My mother did not want me going out for the aforementioned reasons listed way above, so this resulted in me being “locked up” for almost 2 weeks straight. The jetlag wore off after 3–4 days, at which point I was starting to think it’d be nice to go out, take a walk, check out the local shops, etc. But they had been instructed not to let me out (no key, couldn’t open/close the door effectively, can’t read/speak). At least, not yet.

But I didn’t know that. After a week of being cooped out, I was starting to feel cramped. When Baba was done his work shift he would arrive at New Place, and bring me back to Old Place. He would signal this to me by saying “Mei-Ling, women chuqu.” (We’re going out) and I would get excited he was taking me somewhere… only to figure out, after a couple days, he just meant the Old Place. This did not signify insight as to why I was being locked up for days on end.

After I figured *that out*, I became cranky. He’d come home, and tell me we were going out. I told him I didn’t want to. He would get exasperated and tell me “Come on, let’s go” and because I didn’t want to upset him I would accompany him. But I was cranky, cooped up, locked out linguistically, and on top of that… traveller’s diarrhea had started.

I told K, at this point, I was getting fed up. I was lonely, I was trapped in an apartment all day. I wanted to go out, I wanted to buy food, see the sights, breathe fresh air. Baba only came home to tell me we were going to Old Place and once I figured that particular bit out, it became a routine. But I didn’t want to go to Old Place; I wanted to GO OUT.
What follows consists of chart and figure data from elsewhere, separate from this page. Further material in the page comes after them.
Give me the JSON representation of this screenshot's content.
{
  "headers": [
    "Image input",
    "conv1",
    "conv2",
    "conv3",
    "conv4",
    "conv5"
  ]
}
My e-mails indicate this; my journal entries after almost 2 weeks read something like:

“Not understanding anything is becoming a real bitch. I’m fed up. I can’t go out and feel trapped both physically and linguistically.”

Someone who read my blog must have sensed the desperation and said she would be happy to translate and figure out what was going on. I gratefully took her up on that offer, added her to Skype and the next day, when Ma dropped home to give me lunch, I called out: “Mama, ni neng lai yixia ma?”

She came over, and I pointed at Skype, where my translator was sitting with the webcam on and started talking in Hokkien. After a good ten minutes of back-and-forth, she explained that my mother had told Baba and Gege to keep an eye on me. The obvious reasons: they didn’t want me to become lost, they were seeing me struggle with the door, and they didn’t know I was feeling ill due to the market bacteria.